A lot of atheists who were formerly religious can probably recall the moment when they came to that inescapable conclusion that "I guess I am an atheist." Likewise, it also holds true for many people who embrace a particular religious faith that they remember when they made the decision to give their hearst and souls to their beliefs.
Perhaps I am atypical in that I really don't remember the day I realized that I no longer believed in any divine being that watched over us and took a personal notice or interest in our lives. I don't know if it was due to a book or something else I may have read, or that I had been through a life changing experience. Whatever it was is lost in the mists of time. All I remember was that it was the final step in a journey that had seen me abandon Catholicism while still retaining belief in a personal god that I could communicate with, until I realized that there was nobody there and my religious beliefs had all along been just a way to provide myself with a sense of purpose and importance.

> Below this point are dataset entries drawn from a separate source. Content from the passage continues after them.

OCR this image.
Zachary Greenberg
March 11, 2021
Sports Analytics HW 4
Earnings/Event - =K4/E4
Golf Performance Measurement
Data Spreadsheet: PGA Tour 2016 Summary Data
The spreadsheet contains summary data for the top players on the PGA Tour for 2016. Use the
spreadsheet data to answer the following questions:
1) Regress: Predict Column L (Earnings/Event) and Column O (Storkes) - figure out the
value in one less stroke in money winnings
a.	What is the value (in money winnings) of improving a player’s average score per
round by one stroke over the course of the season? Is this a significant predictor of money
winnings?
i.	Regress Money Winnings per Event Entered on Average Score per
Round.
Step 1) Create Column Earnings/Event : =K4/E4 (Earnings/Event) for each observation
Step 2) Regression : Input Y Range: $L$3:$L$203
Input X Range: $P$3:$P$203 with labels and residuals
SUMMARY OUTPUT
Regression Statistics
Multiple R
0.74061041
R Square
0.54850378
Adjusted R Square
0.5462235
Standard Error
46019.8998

What I do remember is that I had become an atheist sometime in the year 1991. That means I have been an atheist for approximately 20 years, or nearly half of my 42 years spent thus far on this Earth, and almost my entire adult life. It has been long enough that I can look back on the past two decades with a long term perspective.
Intellectually, becoming an atheist was a very liberating experience for me. I was no longer under the rule of a watchful deity that expected me to go to church once a week, refrain from eating meat on Fridays during Lent or cared if I masturbated once in a while. I was no longer a slave to an overseer who existed only in my imagination, and I was overjoyed at the realization that I was in charge of my life. I did not have a crisis of morals either. Rejecting Christianity or my own personal religious beliefs that had succeeded it did not make me want to lie, cheat, steal or engage in other terrible things. Instead, giving up religion was like taking the training wheels off of a bicycle.
I would be mistaken though if I were to say that my life was all peaches and cream once I became an atheist. The early 90's were pretty good to me, but during the mid-90's I went through a rough period in my life. For a while, it seemed hard to believe that I would ever get out of the emotional ditch I had landed in. But throughout it all, I never quite lost a dogged optimism that I had the power to make my life better.
By the late 90's, my life improved markedly. I met and married the love of my life, I made a career move that would see me making a good salary, my wife and I purchased a house, and we had two beautiful, healthy children together. I achieved things that only a few years early seemed unattainable.
I did have a serious personal crisis for a few months about six years ago where I feared I would lose everything I cherished. Some people in my place, in a time of extreme personal distress, might have returned to the refuge of religion, and when the crisis inevitably passed, would have seen it as proof that it was all due to them crawling back on their hands and knees to God and seeking divine aid. I, on the other hand, did none of that. From the moment I became an atheist, never at any time where I felt any personal despair did I consider turning to religion for aid and solace. I realized that the only thing I had any control over was how I behaved and things would turn out either well or badly regardless of whether I prayed to a god or not. I passed through my great crisis, never wavering in my atheism, and I emerged wiser and stronger than before.
Looking at my life now, I have to say that I think I have it pretty good and consider myself to be rather fortunate. Of course, my life isn't perfect, and there are some things that I wish could be different or that there are some personal changes I could make. Then again, don't most people feel that way about themselves? Besides, while I may be 42, I still have many years left to look forward to and experiences to have. In the last few years, I have taken up scuba diving and have taken part in a shark feeding dive, and even crazier still, I did a tandem sky dive.
I'm sure there are some theists, Christians in particular, who would say to me "Tommy, sure you may think you have a good life now, but you are missing out on so much by not seeking a personal relationship with Jesus Christ and you are turning your back on the chance for eternal life."
But when you live the life of a satisfied atheist, that's the only thing left up their sleeve, isn't it? "You better believe or before you know it you'll be dead and then it will be too late!"
One of my favorite atheist bloggers, The Jolly Nihilist, in his most recent post, wrote:
"Even a staunch atheist such as me—one who, as an evidentialist, has tried to look at the evidence objectively and, in so doing, has had his non-belief repeatedly reaffirmed—is not immune to occasional frightful thoughts of being consigned to an eternity of agonizing punishment in hellfire."
Maybe it is because I have been an atheist for twice as long as Jolly, I never even consider the possibility that I will suffer for an eternity in the afterlife if I die without believing that the creator of a universe filled with billions of galaxies impregnated a virgin teenage girl in the Galilee a couple of thousand years ago. To be honest, I don't know if everything contained in this universe is the product of some divine intelligence. But if it is, then I have the feeling such a being won't be disappointed or upset that I did not believe in its existence or cringe in fear of it. Any being powerful and intelligent to create so much is surely secure enough with itself that it won't be troubled by such trivial things.